- Born: Методій Терлецький 16th century Duchy of Belz
- Died: 1649
- Other name: Metodije Terlecki

= Methodius Terleckyj =

Methodius Terleckyj or Metodije Terlecki (died 1649) was the main supervisor of the Sacred Congregation for the Propagation of the Faith for publishing of the Slavic language liturgical books. Terleckyj was Ruthenian, i.e. Ukrainian from Belz Voivodeship and bishop of the Bishopric of Chelm (Orthodox bishopric which entered communion with the see of Rome).

== Early life ==
Before 1626 Terlecki became an Eastern Catholic priest of the Byzantine Rite. In 1626 he studied logic in Vienna and in 1627-28 he studied theology. In 1628 Josyf Veliamyn Rutsky appointed Terlecki as bishop of the Bishopric of Chelm and expected his return from Vienna to Chelm after he first travel to Rome to submit a report about Rusyn Greek-Catholic church.

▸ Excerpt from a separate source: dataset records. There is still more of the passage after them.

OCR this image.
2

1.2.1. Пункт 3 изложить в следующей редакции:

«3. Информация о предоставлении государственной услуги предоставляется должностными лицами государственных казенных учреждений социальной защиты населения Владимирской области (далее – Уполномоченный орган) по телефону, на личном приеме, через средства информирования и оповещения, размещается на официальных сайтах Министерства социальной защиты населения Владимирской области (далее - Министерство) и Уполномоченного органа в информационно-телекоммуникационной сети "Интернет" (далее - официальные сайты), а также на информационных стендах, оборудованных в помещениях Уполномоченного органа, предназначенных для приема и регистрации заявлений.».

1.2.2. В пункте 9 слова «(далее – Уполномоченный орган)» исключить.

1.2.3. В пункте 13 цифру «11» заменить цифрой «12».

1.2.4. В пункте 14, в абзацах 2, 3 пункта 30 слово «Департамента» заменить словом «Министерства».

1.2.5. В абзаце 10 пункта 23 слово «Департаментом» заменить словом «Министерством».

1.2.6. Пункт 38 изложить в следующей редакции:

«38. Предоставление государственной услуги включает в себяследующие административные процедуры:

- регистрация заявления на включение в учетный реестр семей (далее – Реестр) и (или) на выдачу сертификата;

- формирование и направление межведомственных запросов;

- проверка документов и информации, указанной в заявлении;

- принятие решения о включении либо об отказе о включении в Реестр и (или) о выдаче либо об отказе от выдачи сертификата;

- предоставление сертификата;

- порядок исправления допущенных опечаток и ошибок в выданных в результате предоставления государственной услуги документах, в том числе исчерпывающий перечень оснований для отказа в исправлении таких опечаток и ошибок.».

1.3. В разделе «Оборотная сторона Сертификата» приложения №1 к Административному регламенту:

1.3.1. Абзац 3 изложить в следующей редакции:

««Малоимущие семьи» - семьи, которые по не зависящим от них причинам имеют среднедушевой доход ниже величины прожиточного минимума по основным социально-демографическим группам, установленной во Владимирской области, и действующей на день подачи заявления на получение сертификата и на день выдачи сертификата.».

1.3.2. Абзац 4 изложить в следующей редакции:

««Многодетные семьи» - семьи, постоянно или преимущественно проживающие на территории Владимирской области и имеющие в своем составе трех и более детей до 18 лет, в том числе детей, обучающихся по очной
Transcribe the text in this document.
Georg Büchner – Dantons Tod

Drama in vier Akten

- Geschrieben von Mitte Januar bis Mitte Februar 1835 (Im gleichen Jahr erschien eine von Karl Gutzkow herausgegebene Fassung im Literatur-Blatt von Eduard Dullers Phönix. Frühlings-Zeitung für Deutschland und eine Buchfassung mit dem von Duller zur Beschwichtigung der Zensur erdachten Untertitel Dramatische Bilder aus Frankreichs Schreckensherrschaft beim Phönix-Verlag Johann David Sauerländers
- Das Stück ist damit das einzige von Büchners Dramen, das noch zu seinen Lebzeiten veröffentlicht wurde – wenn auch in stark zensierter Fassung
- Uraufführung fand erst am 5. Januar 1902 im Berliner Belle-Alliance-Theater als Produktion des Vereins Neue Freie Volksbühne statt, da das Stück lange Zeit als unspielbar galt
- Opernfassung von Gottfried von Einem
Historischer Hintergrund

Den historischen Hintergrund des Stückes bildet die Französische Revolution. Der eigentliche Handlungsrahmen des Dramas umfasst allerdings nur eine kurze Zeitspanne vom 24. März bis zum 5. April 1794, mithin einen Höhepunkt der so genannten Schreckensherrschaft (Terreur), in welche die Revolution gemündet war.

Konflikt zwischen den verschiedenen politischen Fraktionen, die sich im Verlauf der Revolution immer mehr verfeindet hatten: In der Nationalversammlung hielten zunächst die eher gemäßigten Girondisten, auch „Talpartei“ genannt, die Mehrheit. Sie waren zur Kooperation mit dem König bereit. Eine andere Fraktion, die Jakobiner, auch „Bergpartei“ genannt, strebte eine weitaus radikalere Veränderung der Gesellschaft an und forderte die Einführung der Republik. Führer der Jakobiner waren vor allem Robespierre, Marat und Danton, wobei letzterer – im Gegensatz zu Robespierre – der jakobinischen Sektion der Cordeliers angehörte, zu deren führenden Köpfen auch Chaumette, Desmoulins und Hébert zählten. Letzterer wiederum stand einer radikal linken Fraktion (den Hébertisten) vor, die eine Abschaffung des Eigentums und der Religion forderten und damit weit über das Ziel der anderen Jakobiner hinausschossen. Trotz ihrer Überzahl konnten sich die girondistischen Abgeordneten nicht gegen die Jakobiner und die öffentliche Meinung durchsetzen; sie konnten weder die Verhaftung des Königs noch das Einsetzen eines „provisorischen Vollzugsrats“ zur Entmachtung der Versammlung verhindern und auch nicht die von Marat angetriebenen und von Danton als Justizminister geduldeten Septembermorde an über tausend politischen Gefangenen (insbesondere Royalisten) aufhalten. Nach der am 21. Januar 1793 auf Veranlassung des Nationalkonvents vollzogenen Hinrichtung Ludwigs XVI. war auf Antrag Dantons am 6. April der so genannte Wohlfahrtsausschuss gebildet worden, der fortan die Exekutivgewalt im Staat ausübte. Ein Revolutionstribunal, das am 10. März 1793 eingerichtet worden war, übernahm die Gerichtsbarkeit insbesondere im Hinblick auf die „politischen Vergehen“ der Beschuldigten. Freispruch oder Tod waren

== Mission to convert Orthodox Serbs ==
Terlecki participated in efforts to convert Orthodox Serbs in Croatia and Slavonia. Terlecki interested Josyf Veliamyn Rutsky in conversion of Orthodox Serbs of Slavonia and Croatia into Eastern Catholicism. Before he accepted appointment for this mission, Terlecki insisted that Rutsky should first give his approval. That is why Pope wrote to Rutsky and asked his permission for Terleckyj's mission, emphasizing that souls of 60,000 people would be saved in this mission.

In period between 1628 and 1644 Terlecki travelled many times to Slavonia and Croatia, actively working on the religious conversion of its Orthodox population under jurisdiction of the Bishopric of Marča. His activities were supported by Toma Hren, bishop of the Bishopric of Ljubljana. In 1628 Propaganda Fide sent him to visit Serbs living in the region of Žumberak. Upon his return Terlecki wrote a report which pleased the emperor and the Propaganda fide.

Based on the explicit instructions given directly by the Pope, Terlecki collaborated with Rafael Levaković.